Bu süreç; Filistin’in lehine olarak, komşularına dair bir garantörlük hakkı ya da ihtiyaç hissettiğinde uluslararası vesayet hakkı gibi hukuki durumları da beraberinde getirecektir. Çünkü hem Gazze hem de Batı Şeria’nın mevcut durumuna baktığımızda, bu tarz ihtiyaçların ilerde çok şedit bir şekilde hissedileceği açıktır. Bunlar kayda değer hususlardır. Özellikle son dönem işgalci rejimin pervasız istilası göz önünde bulundurulduğunda bu hususların ne anlam ifade ettiği kendiliğinden ortaya çıkacaktır.

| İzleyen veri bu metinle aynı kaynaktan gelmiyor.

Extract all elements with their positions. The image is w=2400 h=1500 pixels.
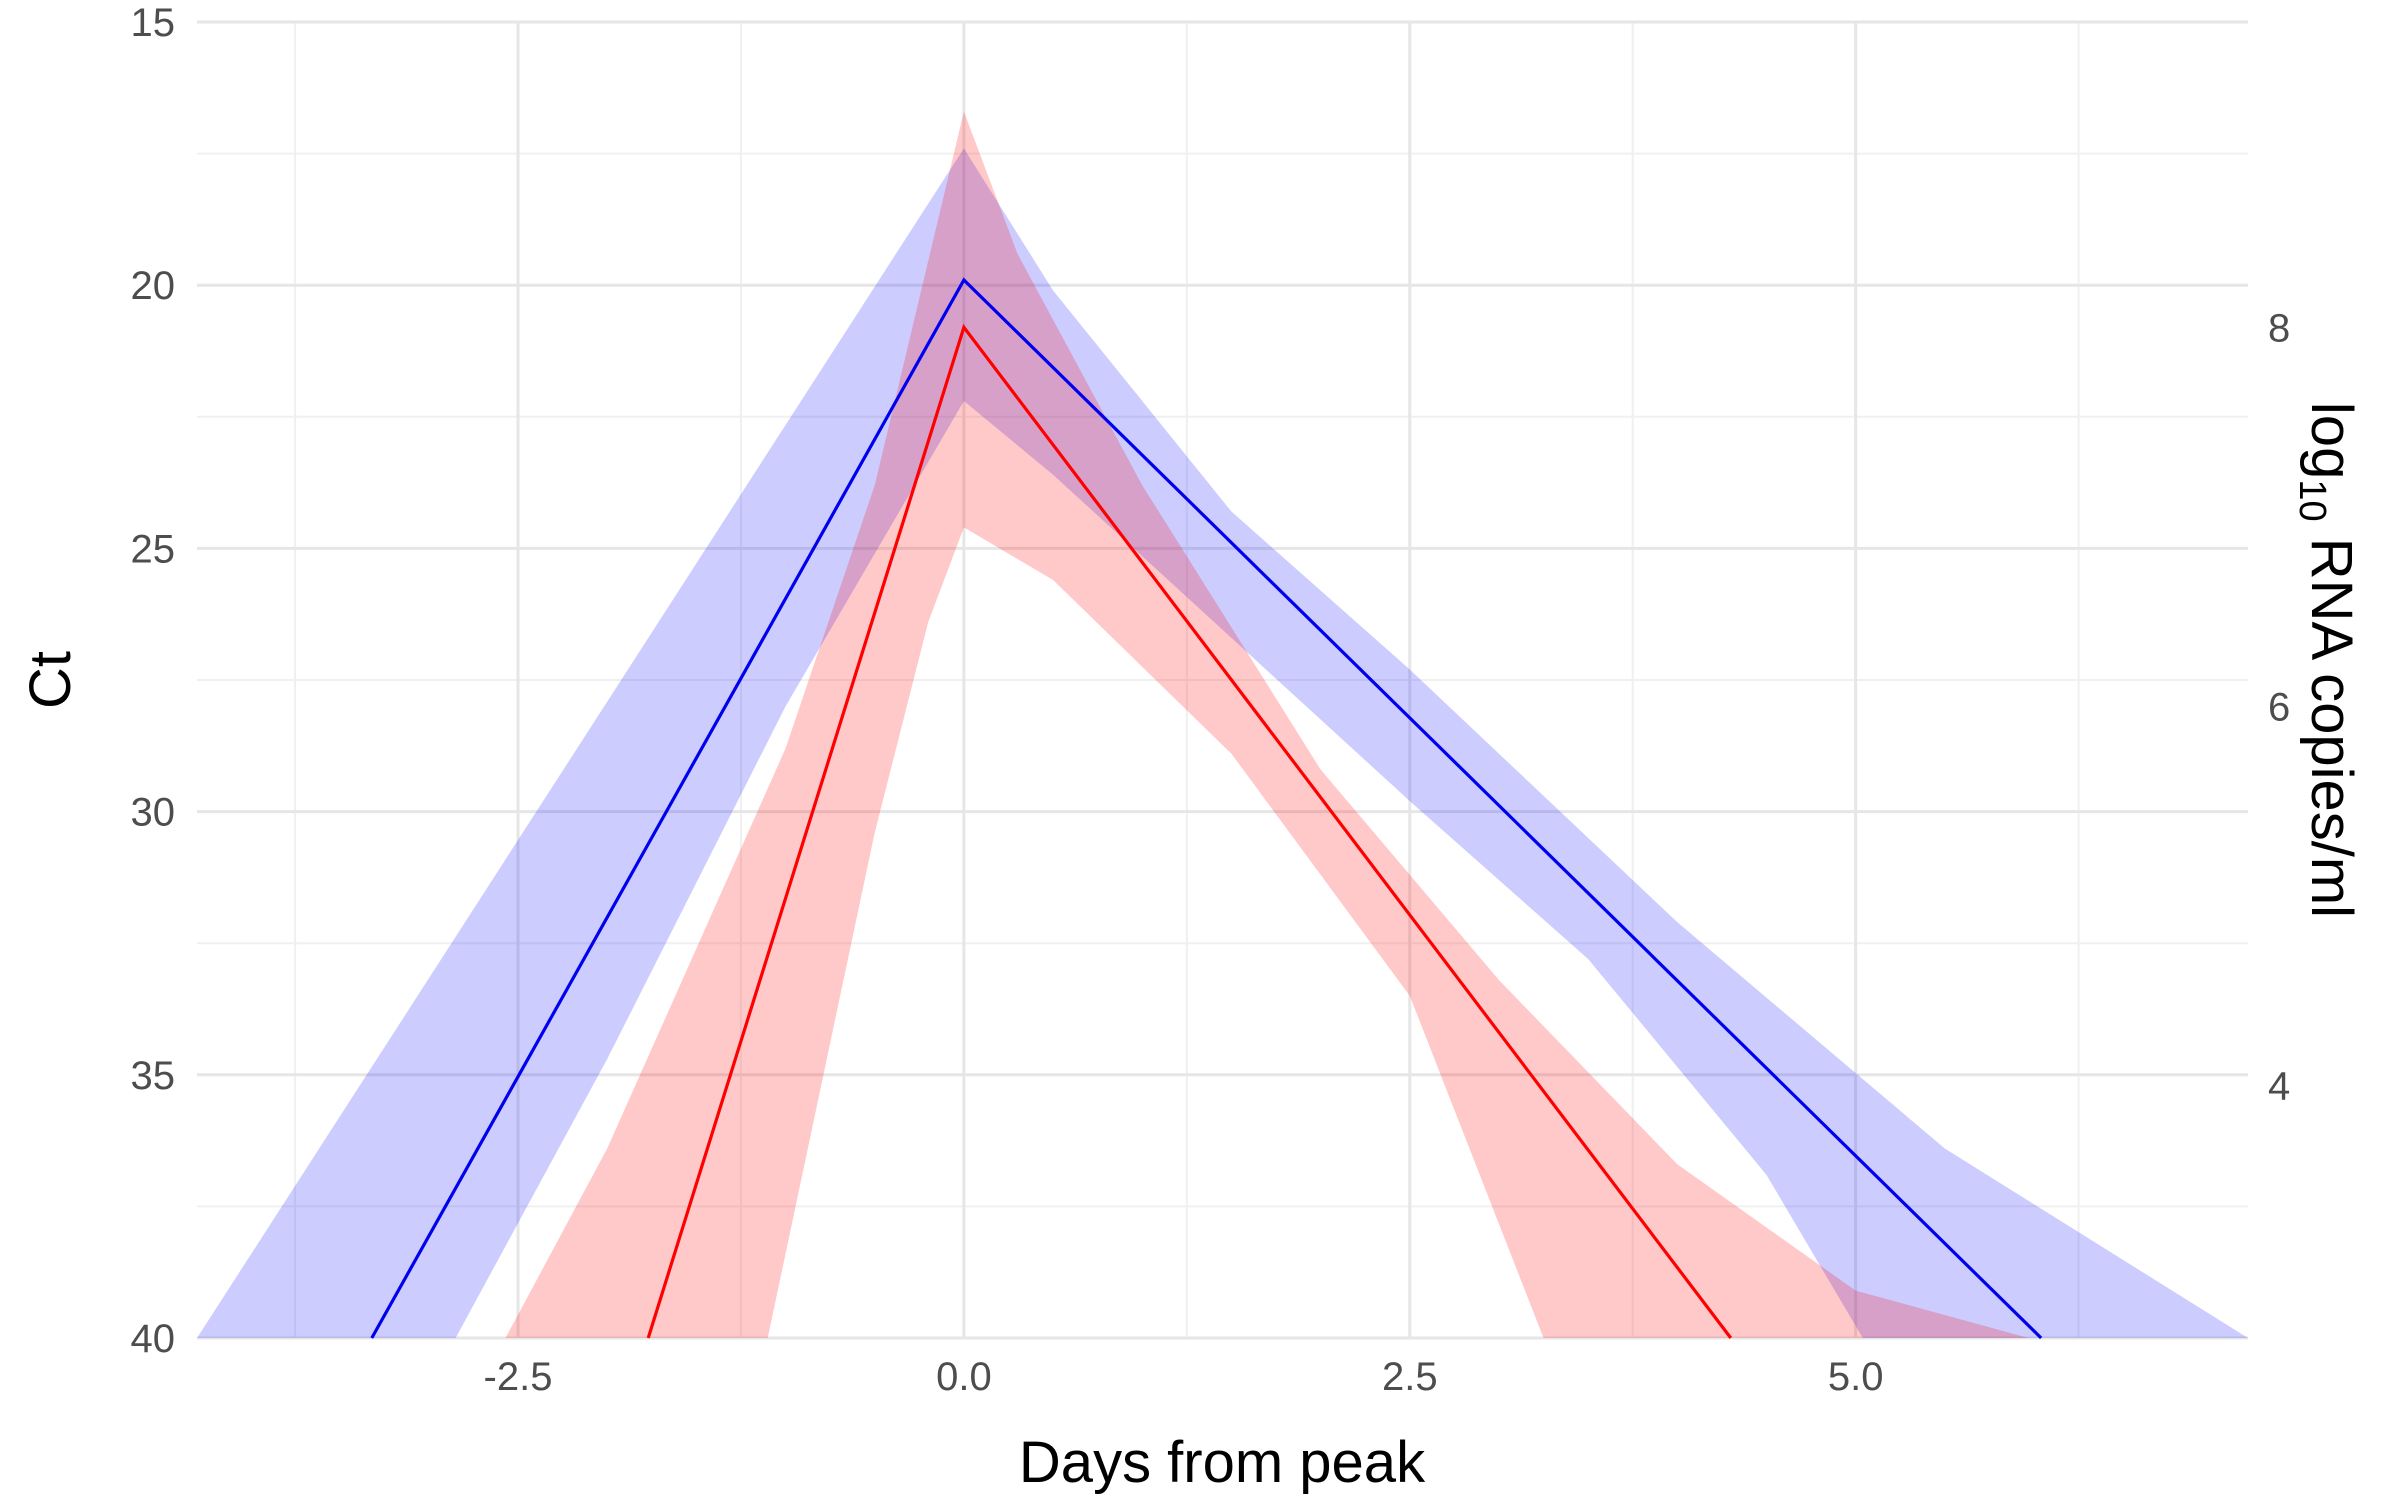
y2-axis-title-prefix: log: [2299, 402, 2364, 479]
y2-axis-title-suffix: RNA copies/ml: [2299, 522, 2364, 918]
x-tick-label: 2.5: [1382, 1355, 1438, 1399]
y2-tick-label: 4: [2268, 1064, 2290, 1108]
y-tick-labels: 15 20 25 30 35 40: [131, 1, 176, 1361]
x-tick-label: 0.0: [936, 1355, 992, 1399]
y-tick-label: 40: [131, 1317, 176, 1361]
red-series-line: [646, 323, 1733, 1339]
x-tick-labels: -2.5 0.0 2.5 5.0: [484, 1355, 1884, 1399]
x-tick-label: 5.0: [1828, 1355, 1884, 1399]
y-tick-label: 35: [131, 1054, 176, 1098]
blue-series-line: [370, 277, 2043, 1340]
y2-tick-label: 6: [2268, 685, 2290, 729]
grid: [197, 20, 2248, 1340]
y2-axis-title: log10 RNA copies/ml: [2291, 402, 2364, 918]
y2-tick-label: 8: [2268, 306, 2290, 350]
y2-axis-title-subscript: 10: [2291, 479, 2333, 521]
x-tick-label: -2.5: [484, 1355, 553, 1399]
lines: [370, 277, 2043, 1340]
y-tick-label: 15: [131, 1, 176, 45]
y2-tick-labels: 8 6 4: [2268, 306, 2290, 1108]
y-tick-label: 25: [131, 527, 176, 571]
blue-confidence-band: [197, 148, 2248, 1339]
y-axis-title: Ct: [18, 651, 83, 709]
y-tick-label: 30: [131, 791, 176, 835]
x-axis-title: Days from peak: [1019, 1430, 1426, 1495]
y-tick-label: 20: [131, 264, 176, 308]
bands: [197, 111, 2248, 1339]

Bu girişim ile koşullarına HAMAS’ın da razı geleceği, Türkiye, Mısır ve Ürdün gibi ülkelerin bir şekilde Filistin topraklarında konuşlanmalarının sağlanacağı bir durum, Siyonist işgalcilerin asla razı gelmeyeceği bir gidişat oluşacaktır. Bunun pek çok gerekçeleri vardır. Arife tarif gerekmez.

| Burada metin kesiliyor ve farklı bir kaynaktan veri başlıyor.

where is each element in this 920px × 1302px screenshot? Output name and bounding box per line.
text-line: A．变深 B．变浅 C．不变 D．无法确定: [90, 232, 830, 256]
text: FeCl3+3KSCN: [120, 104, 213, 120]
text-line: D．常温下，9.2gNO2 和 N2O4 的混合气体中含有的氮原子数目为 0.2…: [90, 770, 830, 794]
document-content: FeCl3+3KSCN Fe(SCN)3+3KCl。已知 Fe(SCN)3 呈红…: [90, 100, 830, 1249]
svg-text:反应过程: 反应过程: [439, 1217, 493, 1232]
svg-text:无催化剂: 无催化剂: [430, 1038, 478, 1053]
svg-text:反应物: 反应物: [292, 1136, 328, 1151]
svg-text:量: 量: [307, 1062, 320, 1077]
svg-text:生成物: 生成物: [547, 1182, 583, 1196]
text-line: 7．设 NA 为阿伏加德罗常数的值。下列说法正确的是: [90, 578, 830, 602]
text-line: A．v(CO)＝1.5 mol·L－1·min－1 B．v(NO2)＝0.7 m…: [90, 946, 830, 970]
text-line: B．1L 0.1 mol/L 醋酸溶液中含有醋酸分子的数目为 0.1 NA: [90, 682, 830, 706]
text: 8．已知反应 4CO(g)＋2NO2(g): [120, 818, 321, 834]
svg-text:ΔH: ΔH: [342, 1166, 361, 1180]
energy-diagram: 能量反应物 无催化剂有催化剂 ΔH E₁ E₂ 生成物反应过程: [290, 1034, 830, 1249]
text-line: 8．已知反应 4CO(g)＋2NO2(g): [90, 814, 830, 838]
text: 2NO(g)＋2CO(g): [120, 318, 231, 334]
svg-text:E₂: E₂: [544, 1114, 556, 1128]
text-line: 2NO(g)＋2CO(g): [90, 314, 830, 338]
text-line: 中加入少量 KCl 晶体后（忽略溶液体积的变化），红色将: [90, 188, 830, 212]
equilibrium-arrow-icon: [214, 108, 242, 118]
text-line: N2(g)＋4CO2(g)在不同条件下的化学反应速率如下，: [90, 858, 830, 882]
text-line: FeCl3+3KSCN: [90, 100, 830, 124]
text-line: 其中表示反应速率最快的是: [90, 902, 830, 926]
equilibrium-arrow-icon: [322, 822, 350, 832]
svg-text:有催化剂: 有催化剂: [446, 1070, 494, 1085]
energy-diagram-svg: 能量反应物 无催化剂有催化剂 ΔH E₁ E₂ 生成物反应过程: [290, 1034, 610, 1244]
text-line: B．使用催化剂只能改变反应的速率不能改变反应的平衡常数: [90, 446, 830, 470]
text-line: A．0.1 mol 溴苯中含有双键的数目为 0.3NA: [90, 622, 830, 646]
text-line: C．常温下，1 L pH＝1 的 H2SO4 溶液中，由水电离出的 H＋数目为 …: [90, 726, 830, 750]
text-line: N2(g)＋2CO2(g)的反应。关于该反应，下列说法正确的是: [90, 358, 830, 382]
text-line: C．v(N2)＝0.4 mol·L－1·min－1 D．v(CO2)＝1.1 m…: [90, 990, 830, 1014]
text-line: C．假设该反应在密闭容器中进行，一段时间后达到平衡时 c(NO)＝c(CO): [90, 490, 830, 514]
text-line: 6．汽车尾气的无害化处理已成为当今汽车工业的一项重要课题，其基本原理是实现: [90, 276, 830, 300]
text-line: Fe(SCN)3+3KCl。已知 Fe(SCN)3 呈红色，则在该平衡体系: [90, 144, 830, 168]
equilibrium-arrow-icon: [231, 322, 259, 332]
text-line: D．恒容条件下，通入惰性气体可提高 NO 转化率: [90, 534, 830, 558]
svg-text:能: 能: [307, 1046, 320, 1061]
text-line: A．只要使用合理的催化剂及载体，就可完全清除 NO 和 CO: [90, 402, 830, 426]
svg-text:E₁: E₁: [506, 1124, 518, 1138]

Netice itibariyle bir şeyi denemeden hakkında hüküm vermek bazen isabetsiz olabilir. O yüzden gelişen bu süreci HAMAS’ın da deklare ettiği ölçüler çerçevesinde denemek ve sonuçlarını görmek makul olur. Uzaktan, o zorlukları, sıkıntıları halk olarak yaşamadan, mücahitlerin imkân ve koşullarını bilmeden, bu tarz girişimleri reddedip sadece savaş talebi; yerine göre belki bir ateşkes ihtiyacı içinde olan gerçek cephedekileri karar vermekte zorlayabilir.

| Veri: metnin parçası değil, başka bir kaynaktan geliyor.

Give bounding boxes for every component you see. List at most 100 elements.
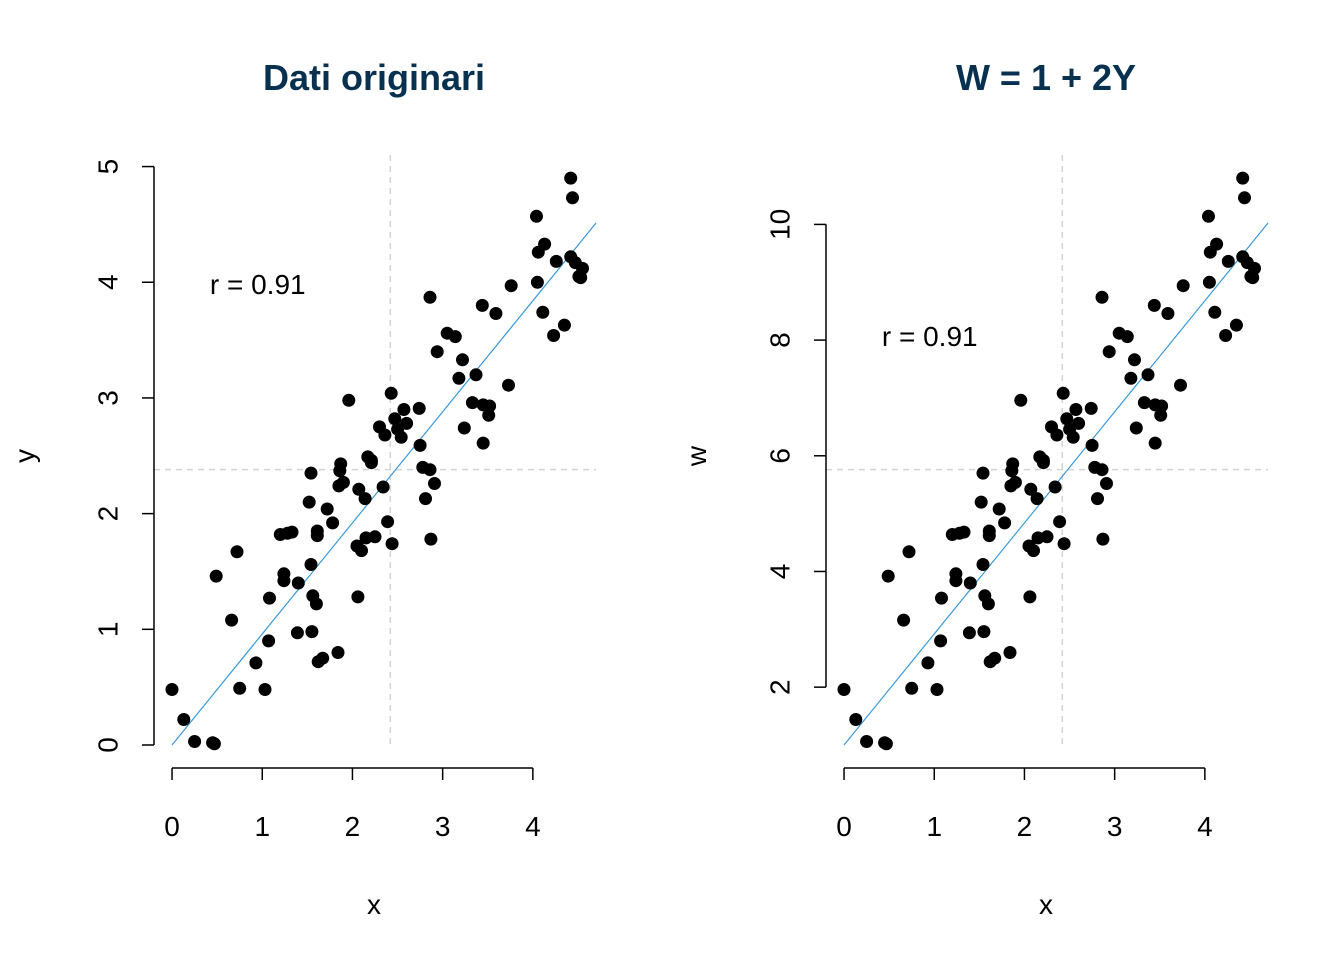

Tolstoy, Napolyon savaşları üzerine yazdığı Savaş ve Barış kitabında, Savaşın cepheler dışında etkilediği halkın dram ve trajedisini irdeler. Yüz binlerce Gazzeli Şehidin ve iki milyon civarında Gazze’linin kendi topraklarında esaret ve sürgünü bir arada yaşama dram ve trajedisini ekranlar kaleme gerek bırakmadan gözler önüne seriyor. Vesselam…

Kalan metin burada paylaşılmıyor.